When storing wheat, place in a sealed container and store in a cool, yet dry place. In areas where the climate is warm, refrigerating wheat is ideal.
Dried bundles of wheat are often used as decoration.
Dirty playing cards? Drop your cards in a bag of flour and the flour will absorb grease and oil from the cards.
This one is great for kids! Combine 4 cups of flour with ½ cup of mineral oil (or baby oil) for a fun, soft clay.
Wheat becomes beer and other alcoholic beverages by fermentation, where yeast or bacteria consumes the sugar content of the wheat and processes it into alcohol.
There are many types of wheat flour, each with their own specific uses and scientific reasoning behind said uses:
Soft White Wheat: lowest protein and gluten content amongst all wheat flours, thus the gluten strands are much weaker and looser. This type of flour is ideal for cakes and pastries.

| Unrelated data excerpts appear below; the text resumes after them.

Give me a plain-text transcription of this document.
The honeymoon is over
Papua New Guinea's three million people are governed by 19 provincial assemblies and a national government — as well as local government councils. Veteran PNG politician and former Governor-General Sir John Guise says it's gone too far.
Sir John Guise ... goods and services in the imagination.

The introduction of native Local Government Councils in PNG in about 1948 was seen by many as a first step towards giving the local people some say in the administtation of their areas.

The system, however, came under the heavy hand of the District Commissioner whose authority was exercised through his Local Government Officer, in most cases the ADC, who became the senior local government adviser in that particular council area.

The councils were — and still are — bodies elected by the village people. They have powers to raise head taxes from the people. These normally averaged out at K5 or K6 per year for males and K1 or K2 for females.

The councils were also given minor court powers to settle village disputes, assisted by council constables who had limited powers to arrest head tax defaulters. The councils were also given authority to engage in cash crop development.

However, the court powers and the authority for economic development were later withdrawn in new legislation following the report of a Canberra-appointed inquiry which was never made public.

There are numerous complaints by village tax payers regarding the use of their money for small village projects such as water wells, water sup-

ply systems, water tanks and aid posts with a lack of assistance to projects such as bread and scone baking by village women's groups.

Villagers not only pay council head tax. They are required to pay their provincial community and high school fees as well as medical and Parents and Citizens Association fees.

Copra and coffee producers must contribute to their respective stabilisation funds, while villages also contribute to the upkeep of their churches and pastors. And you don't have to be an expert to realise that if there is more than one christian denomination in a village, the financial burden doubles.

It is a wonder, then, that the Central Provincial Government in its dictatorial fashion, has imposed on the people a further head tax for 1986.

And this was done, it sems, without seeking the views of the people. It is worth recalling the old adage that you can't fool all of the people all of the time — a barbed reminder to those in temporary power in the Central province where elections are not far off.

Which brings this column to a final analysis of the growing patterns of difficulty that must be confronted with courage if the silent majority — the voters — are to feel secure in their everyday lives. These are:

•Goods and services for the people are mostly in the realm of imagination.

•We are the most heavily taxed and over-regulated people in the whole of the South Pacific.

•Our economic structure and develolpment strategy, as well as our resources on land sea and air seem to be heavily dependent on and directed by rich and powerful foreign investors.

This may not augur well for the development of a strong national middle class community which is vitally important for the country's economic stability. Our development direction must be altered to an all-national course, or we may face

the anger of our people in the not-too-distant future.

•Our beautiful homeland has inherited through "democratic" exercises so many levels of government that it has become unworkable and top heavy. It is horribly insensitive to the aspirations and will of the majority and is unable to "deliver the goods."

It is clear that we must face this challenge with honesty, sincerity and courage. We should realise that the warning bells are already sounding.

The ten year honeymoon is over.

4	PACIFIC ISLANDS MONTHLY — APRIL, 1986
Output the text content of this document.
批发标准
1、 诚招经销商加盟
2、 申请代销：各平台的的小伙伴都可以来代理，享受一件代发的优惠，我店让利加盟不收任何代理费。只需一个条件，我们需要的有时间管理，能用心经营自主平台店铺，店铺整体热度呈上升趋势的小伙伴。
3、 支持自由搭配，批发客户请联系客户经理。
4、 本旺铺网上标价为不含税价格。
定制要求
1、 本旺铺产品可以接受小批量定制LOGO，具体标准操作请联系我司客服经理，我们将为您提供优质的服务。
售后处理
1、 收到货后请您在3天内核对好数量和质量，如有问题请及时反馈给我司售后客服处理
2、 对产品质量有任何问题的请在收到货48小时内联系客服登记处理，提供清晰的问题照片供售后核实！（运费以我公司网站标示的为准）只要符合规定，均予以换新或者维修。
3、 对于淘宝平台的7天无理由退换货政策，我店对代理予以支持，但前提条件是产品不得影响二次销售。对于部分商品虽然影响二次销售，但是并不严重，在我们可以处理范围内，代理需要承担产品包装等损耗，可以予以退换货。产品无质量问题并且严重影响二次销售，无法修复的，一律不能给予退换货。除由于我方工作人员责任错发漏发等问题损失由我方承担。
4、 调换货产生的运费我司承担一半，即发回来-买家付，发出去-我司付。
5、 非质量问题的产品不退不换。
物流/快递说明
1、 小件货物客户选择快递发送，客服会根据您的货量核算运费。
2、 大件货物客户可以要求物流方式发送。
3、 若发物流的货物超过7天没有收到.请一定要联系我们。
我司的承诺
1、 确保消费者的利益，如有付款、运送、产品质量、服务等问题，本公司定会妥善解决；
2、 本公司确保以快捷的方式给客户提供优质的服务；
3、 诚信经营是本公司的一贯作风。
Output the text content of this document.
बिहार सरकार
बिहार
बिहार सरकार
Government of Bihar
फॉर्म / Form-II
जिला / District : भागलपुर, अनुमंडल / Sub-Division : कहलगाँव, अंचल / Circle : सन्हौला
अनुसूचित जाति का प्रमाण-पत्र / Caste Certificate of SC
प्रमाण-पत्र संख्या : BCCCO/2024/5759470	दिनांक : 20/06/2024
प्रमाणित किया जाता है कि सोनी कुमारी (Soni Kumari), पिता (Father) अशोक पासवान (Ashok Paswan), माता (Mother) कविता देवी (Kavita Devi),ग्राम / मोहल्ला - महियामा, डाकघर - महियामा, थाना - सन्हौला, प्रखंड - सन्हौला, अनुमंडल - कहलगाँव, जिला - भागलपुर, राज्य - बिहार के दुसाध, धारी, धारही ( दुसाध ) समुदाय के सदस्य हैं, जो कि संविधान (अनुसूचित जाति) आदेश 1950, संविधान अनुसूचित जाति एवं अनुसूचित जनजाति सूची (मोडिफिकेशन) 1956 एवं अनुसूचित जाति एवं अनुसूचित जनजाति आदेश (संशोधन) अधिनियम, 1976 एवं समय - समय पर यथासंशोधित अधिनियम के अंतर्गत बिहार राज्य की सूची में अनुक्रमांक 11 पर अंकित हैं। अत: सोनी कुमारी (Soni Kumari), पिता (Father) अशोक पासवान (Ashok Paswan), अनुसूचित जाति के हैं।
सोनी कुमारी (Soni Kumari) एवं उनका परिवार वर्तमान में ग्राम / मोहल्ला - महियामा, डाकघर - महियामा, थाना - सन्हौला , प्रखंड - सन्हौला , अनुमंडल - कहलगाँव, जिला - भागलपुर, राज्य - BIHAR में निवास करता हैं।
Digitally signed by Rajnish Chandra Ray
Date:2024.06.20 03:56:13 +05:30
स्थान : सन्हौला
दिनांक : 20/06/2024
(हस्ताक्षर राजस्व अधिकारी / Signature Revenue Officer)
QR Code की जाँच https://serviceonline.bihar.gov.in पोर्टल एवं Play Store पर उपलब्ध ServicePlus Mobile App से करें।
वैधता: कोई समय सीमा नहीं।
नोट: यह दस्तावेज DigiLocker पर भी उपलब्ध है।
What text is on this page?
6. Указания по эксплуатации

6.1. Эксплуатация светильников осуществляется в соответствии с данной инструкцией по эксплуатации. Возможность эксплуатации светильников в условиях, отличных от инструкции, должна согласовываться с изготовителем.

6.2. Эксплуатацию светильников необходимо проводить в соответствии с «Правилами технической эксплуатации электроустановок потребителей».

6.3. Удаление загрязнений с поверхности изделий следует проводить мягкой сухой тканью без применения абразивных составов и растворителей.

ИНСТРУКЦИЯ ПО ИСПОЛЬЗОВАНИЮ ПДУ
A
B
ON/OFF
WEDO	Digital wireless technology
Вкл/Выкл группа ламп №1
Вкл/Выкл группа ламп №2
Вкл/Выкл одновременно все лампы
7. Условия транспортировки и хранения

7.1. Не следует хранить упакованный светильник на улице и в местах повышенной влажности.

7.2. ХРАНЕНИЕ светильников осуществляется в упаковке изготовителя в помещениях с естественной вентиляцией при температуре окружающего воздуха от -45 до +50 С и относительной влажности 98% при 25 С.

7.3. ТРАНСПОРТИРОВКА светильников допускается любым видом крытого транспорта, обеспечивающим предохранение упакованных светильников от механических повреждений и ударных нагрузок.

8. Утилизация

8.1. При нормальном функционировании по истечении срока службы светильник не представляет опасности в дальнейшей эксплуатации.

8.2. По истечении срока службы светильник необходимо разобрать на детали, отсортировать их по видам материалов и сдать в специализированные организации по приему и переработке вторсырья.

Hard White Wheat: average protein and gluten content amongst all wheat flours. This flour is ideal for making it perfect for tortillas, noodles, etc.
Hard Red Spring Wheat: highest protein and gluten content amongst all wheat flours, thus the gluten strands are much stronger and firmer, making it ideal for hard bread.
Similar to cooking rice, boil whole wheat in chicken stock or plain water and allow the wheat to absorb the liquid.
Adding a bit of wheat flour to baked goods will result in a denser final product. For more filling pancakes, add a bit of wheat flour to all-purpose flour.
Adding wheat flour to sauces can help thicken them up. For example, if you prefer a thicker gravy, heat up the gravy and stir in a small amount of wheat flour tasting as you go.
High in fiber and antioxidants, eating whole wheat is known to improve bowel conditions, lower cholesterol, and help regulate blood sugar levels.